The selection of the nozzles or jets for a carburetor used with an internal combustion engine has a marked impact on the performance of the engine. More specifically, the fuel economy, top speed and the vehicle acceleration are markedly influenced by the nozzle selection. The conventional carburetor does not vary fuel delivered to the engine when the air density changes.
A reciprocating internal combustion engine draws the same volume of air during the intake stroke despite the ambient conditions. The weight and density of the air drawn into the cylinder will vary substantially with atmospheric pressure and temperature.
Relative air density gauges have been employed with various engines.

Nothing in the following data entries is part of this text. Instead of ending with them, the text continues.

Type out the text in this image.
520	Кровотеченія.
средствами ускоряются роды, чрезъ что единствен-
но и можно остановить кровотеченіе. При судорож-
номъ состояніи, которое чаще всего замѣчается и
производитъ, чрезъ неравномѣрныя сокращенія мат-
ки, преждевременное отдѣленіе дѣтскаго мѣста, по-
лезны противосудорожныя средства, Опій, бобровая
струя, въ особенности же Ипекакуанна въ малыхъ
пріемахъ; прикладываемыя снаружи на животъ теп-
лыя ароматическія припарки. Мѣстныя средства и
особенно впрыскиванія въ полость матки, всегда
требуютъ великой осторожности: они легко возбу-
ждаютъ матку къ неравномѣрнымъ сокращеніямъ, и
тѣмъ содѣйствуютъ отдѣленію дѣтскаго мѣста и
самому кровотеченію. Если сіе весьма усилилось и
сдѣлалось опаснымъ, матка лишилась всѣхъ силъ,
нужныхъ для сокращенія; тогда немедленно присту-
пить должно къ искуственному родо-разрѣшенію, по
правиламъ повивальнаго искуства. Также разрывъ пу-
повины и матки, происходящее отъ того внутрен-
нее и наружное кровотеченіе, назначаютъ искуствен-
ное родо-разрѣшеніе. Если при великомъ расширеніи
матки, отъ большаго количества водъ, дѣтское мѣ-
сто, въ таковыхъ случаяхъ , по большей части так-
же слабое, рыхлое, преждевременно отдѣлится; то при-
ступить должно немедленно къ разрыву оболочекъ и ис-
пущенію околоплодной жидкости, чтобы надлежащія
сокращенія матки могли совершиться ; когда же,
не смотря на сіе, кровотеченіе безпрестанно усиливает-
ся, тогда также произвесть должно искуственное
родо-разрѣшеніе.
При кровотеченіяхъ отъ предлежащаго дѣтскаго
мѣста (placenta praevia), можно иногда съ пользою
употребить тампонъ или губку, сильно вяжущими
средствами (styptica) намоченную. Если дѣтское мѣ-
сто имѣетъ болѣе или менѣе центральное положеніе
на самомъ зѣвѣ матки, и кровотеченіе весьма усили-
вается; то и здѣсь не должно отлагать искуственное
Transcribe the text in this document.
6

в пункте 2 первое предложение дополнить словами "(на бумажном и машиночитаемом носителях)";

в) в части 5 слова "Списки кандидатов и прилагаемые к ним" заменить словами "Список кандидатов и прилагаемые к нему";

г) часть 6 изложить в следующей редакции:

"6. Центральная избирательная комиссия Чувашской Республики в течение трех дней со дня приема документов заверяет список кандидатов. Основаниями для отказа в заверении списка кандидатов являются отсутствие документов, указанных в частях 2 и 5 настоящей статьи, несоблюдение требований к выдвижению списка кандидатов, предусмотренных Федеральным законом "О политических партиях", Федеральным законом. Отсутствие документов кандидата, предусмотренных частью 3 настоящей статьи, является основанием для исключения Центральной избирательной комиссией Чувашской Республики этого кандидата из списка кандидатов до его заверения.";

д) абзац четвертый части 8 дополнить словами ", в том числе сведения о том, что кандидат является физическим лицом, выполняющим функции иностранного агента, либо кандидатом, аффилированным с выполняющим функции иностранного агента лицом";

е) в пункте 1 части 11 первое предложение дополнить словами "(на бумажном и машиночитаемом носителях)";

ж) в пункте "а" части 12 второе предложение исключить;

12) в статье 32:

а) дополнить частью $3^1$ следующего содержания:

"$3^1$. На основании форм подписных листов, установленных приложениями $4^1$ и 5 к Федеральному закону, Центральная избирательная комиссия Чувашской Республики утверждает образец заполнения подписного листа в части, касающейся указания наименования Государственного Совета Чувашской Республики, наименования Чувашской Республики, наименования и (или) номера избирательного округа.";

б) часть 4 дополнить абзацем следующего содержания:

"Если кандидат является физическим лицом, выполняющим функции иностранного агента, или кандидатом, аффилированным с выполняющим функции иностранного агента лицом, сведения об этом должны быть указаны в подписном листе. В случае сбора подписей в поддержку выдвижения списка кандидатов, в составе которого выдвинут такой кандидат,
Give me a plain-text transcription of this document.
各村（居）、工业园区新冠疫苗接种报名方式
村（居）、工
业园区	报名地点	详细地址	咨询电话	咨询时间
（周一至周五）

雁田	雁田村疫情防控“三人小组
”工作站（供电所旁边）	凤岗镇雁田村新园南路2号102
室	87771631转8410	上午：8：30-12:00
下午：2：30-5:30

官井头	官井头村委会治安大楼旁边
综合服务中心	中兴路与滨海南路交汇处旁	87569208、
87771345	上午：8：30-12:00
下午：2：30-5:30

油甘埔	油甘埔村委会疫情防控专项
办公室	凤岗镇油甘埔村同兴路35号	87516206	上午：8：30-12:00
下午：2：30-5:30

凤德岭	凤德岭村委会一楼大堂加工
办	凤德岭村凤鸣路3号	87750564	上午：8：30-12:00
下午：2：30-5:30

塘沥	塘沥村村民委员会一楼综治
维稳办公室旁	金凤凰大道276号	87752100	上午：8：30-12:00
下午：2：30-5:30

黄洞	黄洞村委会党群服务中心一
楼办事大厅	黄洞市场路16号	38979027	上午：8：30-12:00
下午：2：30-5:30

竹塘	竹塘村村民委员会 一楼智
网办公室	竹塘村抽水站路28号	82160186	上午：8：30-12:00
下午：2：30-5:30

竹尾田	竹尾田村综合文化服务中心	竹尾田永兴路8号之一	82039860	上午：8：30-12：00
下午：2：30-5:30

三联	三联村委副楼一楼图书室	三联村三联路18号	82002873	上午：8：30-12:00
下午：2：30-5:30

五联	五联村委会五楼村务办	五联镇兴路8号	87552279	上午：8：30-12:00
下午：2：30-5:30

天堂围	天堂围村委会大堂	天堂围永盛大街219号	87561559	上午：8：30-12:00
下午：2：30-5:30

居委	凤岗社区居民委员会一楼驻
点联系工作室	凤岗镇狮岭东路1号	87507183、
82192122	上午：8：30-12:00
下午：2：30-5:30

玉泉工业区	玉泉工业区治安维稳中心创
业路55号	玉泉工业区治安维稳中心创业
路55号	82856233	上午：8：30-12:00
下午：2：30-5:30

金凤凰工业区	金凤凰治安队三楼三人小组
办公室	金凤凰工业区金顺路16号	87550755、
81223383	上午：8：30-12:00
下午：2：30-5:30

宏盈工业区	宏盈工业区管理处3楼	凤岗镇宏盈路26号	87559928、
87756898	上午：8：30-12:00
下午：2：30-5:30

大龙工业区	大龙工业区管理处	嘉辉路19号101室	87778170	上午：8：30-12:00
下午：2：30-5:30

One common application is in the stock car racing field although the apparatus is also commonly used for sprint cars, snowmobiles, go carts, and motorcycles. A typical relative air density gauge has a small bellows with air sealed inside the bellows. An increase in air pressure compresses the bellows which is coupled to a needle that is mounted for rotation. Higher atmospheric pressure compresses the bellow and causes the movement of the needle to a higher level on an arcuate scale. Lower atmospheric pressure allows the bellows to expand and causes the needle coupled to the to the bellows to move to a lower position on an arcuate scale. Similarly, cooling of the ambient air cools the air in the bellows and this causes the bellows to contract which results in a higher indication on the scale by the needle. Heating of the ambient air causes the heating of the air within the bellows and this causes the bellows to expand which results in a lower indication on the scale by the needle.
Those skilled in the art will recognize that if the density of the air increases and the quantity of fuel supplied to the engine is constant, the mixture will be lean. This will cause a power loss and could damage the engine. Addition of the optimum amount of fuel, by using a larger jet or nozzle results in a power increase and less risk of engine damage.
The utilization of the air density gauge involves a calculation or trial and error to optimize the jet or jets for the carburetor. Many people are not comfortable with making a mathematical calculation to determine the correct jet size.
It is an object of the invention to provide a construction that will enable even mathematically unsophisticated users to more precisely determine the correct jet or nozzle size.
It is an object of the invention to provide apparatus that will physically cooperate with an associated relative air density gauge.
It is an object of the invention to provide apparatus which is inexpensive to manufacture.
Still another object of the invention is to provide apparatus that may be mounted in a manner that will facilitate use of the apparatus.